I slept quite soundly Saturday night; for almost twelve straight hours. Of course, that is the upside of my decision to cut back on the dexamethasone. The oppressive heat was a little softer yesterday—the heavy air pushed around by gusts of wind. A glass of iced coconut water in hand, I spent much of the day anchored to the couch directly in front of the blast from an industrial sized fan.

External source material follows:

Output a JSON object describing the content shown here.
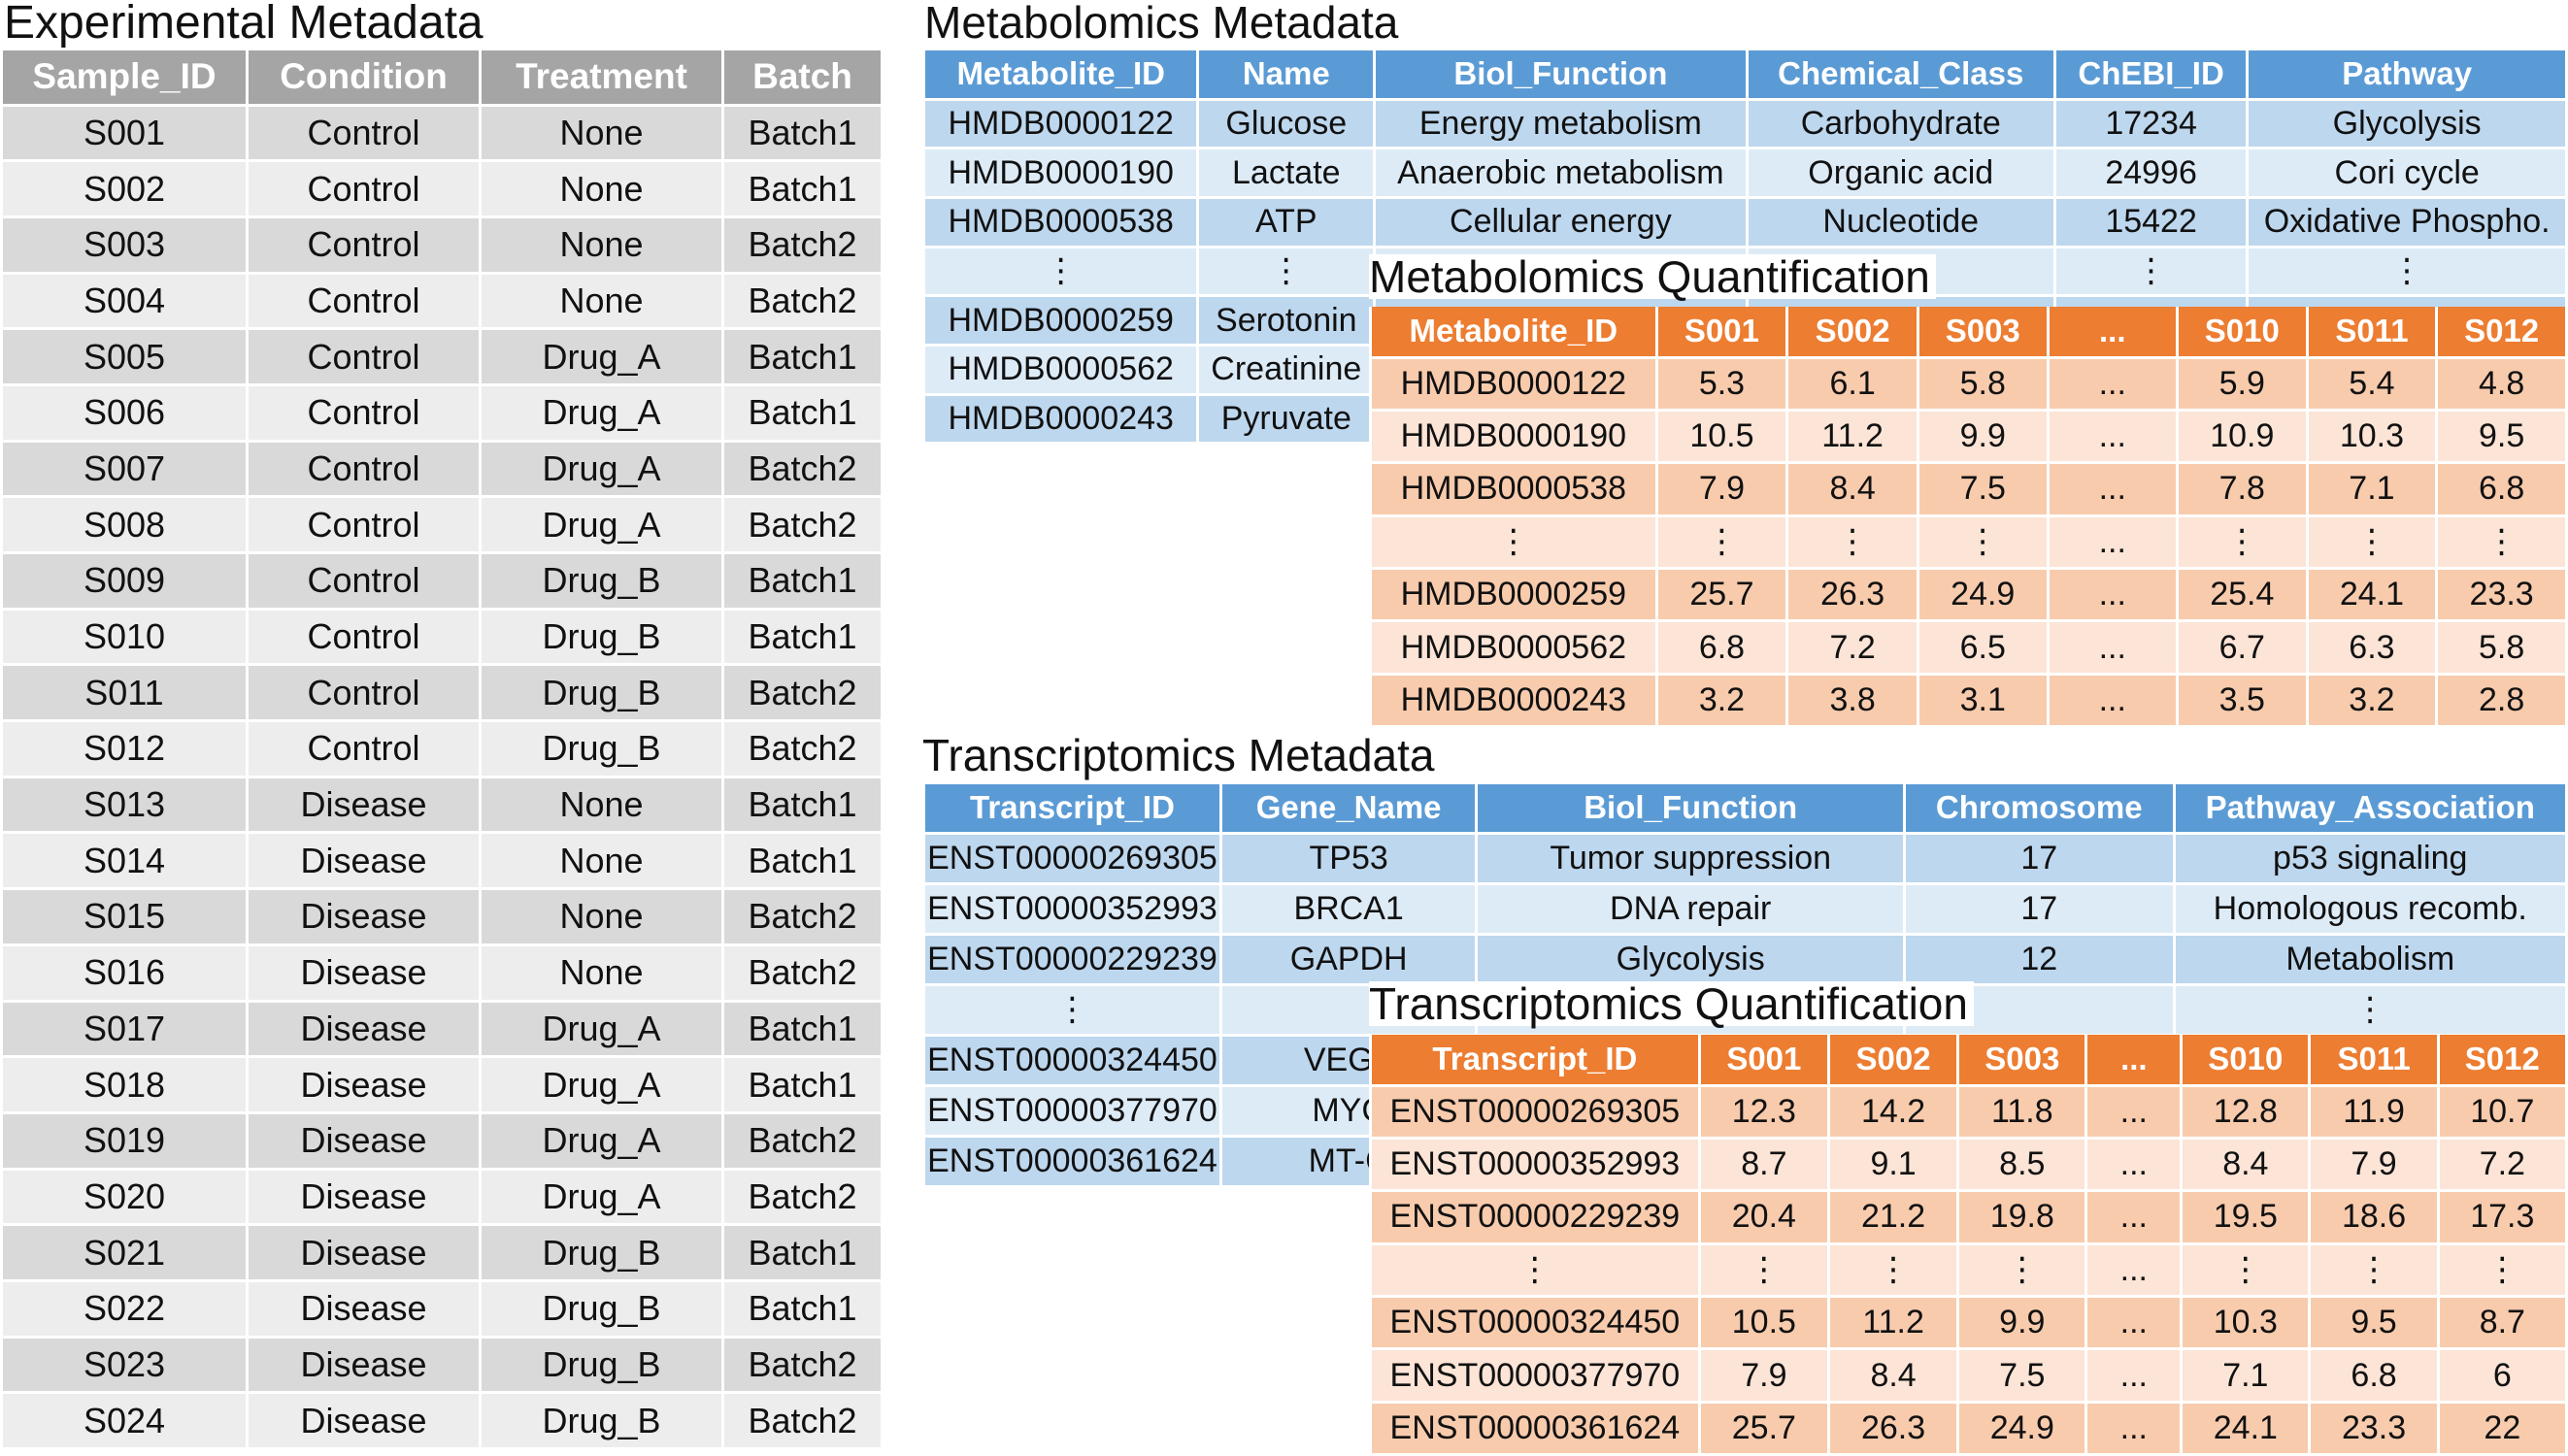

Almost as clean as a newborn baby

Almost as clean as a newborn baby

In the meantime, David has been opening the pool for the season. When he peeled back the heavy green cover on Friday, twelve frogs in various states of decay decoupaged the bottom. A dead amphibian—or even a mouse or vole, is not uncommon as we proceed through the summer, but twelve at once was a new (and somewhat distressing) record. It was going to be necessary to drain two thirds of the water in order to change the bulb in the pool fixture and to redo some caulking. I was in favor of flushing out all of what I now felt to be a bacterial broth, but David was sure that ‘shocking’ the pool would be sufficient (for Centers for Disease Control and Prevention guidelines on what to do when you find a dead animal in your pool, click here. And pay special attention to any raccoons that may have fallen in and drowned while washing their dinner.).

Well, David finally came around to my way of thinking, which was generous of him as he would be doing all of the work this time around. And what a job it has been. Or, as he says, “this is how much I love you”. Which is, I feel, beside the point—and my rather pathetic line anyway. Just ask Pete. When I pulled up to school on Friday and handed him an icy drink from Starbucks, I repeated a version of the same line. Different context, same underlying plea:  I hope you notice the effort I am making on your behalf.

And I do, I really do.

It rained last night and the air has cooled. With the help of an ambien, I enjoyed a second night of sound sleep, troubled only by dreams of a headmaster who would not let me out of the bathtub to attend recess. A little hungover from the ambien, I’ve got one nap under my belt already this morning—it is now time for a second cup of coffee. By this afternoon, I should be ready to tackle Vegas.